O
PRÉDIO DA BARONESA II
Oswaldo U. Lopes
Afinal, pensou Hiroito recapitulando, não fora tão
difícil. A vantagem de ser investigador no Brasil era que com um volume tão
grande de crimes, você não precisava ficar velho para se tornar experiente.
Na ficção os
detetives são todos cinquentões. Na policia americana com quem tivera contato e
trocara experiências, os mais velhos eram sempre os mais respeitados. No Japão
que também visitara, pelas facilidades de língua, o poder e a suposta sabedoria
dos mais velhos era de arrasar.
Aqui, não
necessariamente. Foram seus resultados e não sua idade que o levaram para a
Divisão Especial do DHPP. O volume de trabalho fizera o resto. Não afrontava os
mais velhos, respeitava neles a experiência e o conhecimento. Sobretudo o
conhecimento que tinham dos bandidos e de seus habituais modos de agir. Eles
eram capazes de reconhecer um meliante até pelo modo de pular um muro.
Quando olhou o
corpo de Elza no banheiro, mãos amarradas nas costas, fita adesiva na boca e
saco plástico enfiado na cabeça, já sabia que as circunstâncias apontavam
requintes de crueldade e quem sabe, mensagem aos incautos ou até mesmo aos
cautos.
Podia ser um
crime passional, mas certamente não era coisa de jovem ou de apaixonado trintão.
Não, não se fora
coisa de amor, era de mais velho, daqueles que se acham donos, proprietários do
objeto amado. Ameaçado por alguém mais jovem, ferido no orgulho de macho velho,
partia para o revide exemplar.
Se fosse o caso,
nem adiantava procurar digitais, DNA ou coisa que o valha. Leão na descendente,
não suja as mãos.

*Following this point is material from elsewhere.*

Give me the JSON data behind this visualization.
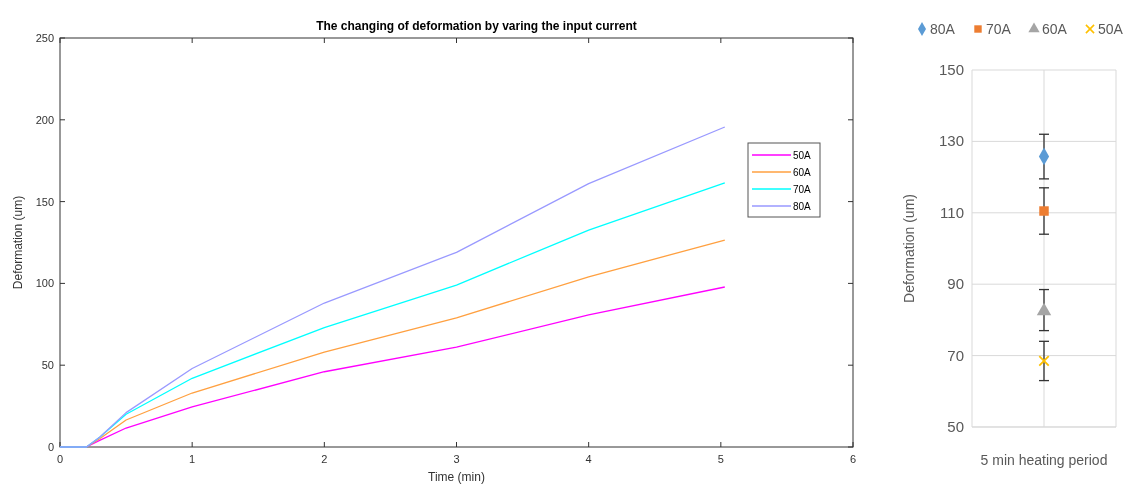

É suficientemente rico para arrumar quem faça e suje.
O nó é que Elza
não reagiu. Conhecia o assassino. Não gritou e certamente não reagiu por medo
ou confiança. Provavelmente quando se deu conta, já era tarde.
A outra hipótese
para tata crueldade era recado, assim morre quem nos trai ou se engraça. Mais
ai a motivação só podia ser droga.
Deu uns apertos
na Aurora, que se esquivou bastante e com algum sucesso, até ficar claro, sabia
algo, mas fazia questão de deixar bem notado que não tinha parte na história.
Enfim história
simples. Elza estava ganhando e gastando acima do normal. Comprava e vendia o
ecstasy que rolava no 705. Ultimamente andava cheirando coca, sem tirar nem
por. Era refinada o suficiente para evitar crack e cola de sapateiro. Estava de
olho no apartamento 706 e queria morar sozinha.
Fazia
contabilidade, listagem de fregueses, entregas e compras num pequeno micro que
desaparecera. Então era mesmo droga, pensou. Por alguma razão entrara no
vermelho, gastara por conta e não andava recebendo como esperado. O pessoal que
fornecia começou a ficar impaciente e ela sentiu que a barra ia pesar. Mas,
bobagem chama bobagem e besteira atrai besteira, Elza resolveu procurar a polícia
na base da cara e da coragem. Contou sua história e sentiu que não era levada a
sério.
Não era levada a
sério por um lado, mas sua história foi passada ao outro lado rapidamente.
Alguém não estava
gostando e chegara a hora de dar um recado exemplar para quem subtraficava, não
honrava os compromissos, e pior, procurava
a polícia.
Hiroito tivera
sorte, muita sorte, naquele condomínio tão decadente, uma câmara de portaria
ainda funcionava e gravara a fatídica manhã de sábado.
O tipo era alto,
magro, tatuagem nos dois braços, com olhos chupados de droga, estava de tênis
caro, jeans da moda, cheio de rasgões e camisa colorida que parecia havaiana.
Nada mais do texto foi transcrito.